Платонов – взгляд изнутри. Изнутри хаоса, творящего космос. Изнутри народа, в глубине бытия которого происходит взрыв энергии. Это то же самое, что, «находясь внутри костра», анализировать горящий хворост и тех, кто его подбрасывает, да еще пожалев их за «святую простоту». К этому достаточно известному сравнению Евгения Евтушенко я добавил бы только одно: святая простота – это качество души самого платоновского героя. Он и горит, он и хворост подбрасывает. Перед нами глубочайшее, архаичное, народное, апокалипсическое сознание, в котором ожидание Страшного Суда прямо совмещается с идеями научного управления миром, диктатуры пролетариата и волевой перековки нового человека.
Эпохой раньше эту же ситуацию моделирует в контексте старой русской культуры Горький. При всем его благоговении перед культурой и просветительством – он так и не может вписаться в ряд классиков, которые, от Гоголя до Толстого, пытались вместить русскую драму в христианские культурные формы, или – беря то же сознание в альтернативном, от обратного, варианте – в формы атеистически-христианские, от Радищева до Герцена. Вспомним известную ленинскую метафору: есть чуткость предвестников бури, есть опыт штурманов, прокладывающих путь сквозь бурю, а есть логика самой бури.
Горький – логика самой бури. Как и Платонов. Это одна и та же катастрофа. В разных фазах.

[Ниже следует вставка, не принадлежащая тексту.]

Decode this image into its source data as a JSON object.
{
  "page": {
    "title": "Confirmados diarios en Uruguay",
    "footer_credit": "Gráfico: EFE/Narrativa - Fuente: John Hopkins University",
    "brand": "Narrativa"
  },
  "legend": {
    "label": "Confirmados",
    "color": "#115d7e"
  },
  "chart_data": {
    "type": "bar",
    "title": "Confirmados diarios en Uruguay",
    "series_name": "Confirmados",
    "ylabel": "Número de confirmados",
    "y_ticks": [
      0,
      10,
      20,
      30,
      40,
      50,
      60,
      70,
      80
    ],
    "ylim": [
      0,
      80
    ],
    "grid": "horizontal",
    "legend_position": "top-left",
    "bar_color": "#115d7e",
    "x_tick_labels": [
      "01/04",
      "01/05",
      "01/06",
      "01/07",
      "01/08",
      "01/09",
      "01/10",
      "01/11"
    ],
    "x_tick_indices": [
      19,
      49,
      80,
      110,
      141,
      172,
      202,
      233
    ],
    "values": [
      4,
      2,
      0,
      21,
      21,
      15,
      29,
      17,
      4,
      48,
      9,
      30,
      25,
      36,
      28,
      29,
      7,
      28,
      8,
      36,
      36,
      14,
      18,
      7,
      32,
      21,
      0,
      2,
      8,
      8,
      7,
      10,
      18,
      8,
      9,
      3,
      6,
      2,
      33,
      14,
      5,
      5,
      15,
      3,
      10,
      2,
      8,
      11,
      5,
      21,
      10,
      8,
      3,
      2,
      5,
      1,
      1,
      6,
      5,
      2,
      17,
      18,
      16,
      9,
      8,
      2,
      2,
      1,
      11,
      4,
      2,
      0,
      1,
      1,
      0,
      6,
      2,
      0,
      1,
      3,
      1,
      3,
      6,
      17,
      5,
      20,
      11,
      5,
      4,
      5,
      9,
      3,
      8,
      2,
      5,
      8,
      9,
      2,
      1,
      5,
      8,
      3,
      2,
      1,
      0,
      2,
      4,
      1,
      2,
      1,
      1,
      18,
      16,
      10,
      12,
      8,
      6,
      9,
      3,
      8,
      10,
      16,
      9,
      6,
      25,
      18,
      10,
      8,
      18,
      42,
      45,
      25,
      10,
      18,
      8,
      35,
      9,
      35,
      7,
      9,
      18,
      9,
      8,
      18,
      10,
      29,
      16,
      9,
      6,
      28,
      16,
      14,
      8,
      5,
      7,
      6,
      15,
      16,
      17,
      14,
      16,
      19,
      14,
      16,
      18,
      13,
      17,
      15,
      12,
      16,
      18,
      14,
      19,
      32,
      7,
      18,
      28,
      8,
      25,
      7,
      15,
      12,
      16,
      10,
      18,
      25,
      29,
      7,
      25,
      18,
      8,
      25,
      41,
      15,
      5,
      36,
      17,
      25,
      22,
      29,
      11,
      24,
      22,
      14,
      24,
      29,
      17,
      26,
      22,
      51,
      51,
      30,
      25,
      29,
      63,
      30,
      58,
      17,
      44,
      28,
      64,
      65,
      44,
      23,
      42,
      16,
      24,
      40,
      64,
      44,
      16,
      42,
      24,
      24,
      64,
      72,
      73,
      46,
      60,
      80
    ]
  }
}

Мы подходим к решающей точке нашего сопоставления. Горький и Платонов – выразители революционной драмы народа. Но они выразили разные этапы ее. И это, может быть, главный пункт, который объясняет внутреннюю необходимость их опыта в пределах своего времени. Они в разных точках одного витка: Горький – в точке подъема, на восходящей ветви, Платонов – в точке кризиса и внутреннего исчерпания.
Это не значит, что Горький, доживший до «съездов победителей» и ставший трубадуром «железной воли Иосифа Сталина», не пережил своей мучительной драмы, не увидел страшных сторон воцарившейся диктатуры. И увидел, и пережил. Вопрос вам, как пережил, какой смысл увидел в том, что произошло вокруг него и с ним. Никакой безоблачности: конец и у Горького трагичен. Суть в том, как мыслится свет и что такое безоблачность.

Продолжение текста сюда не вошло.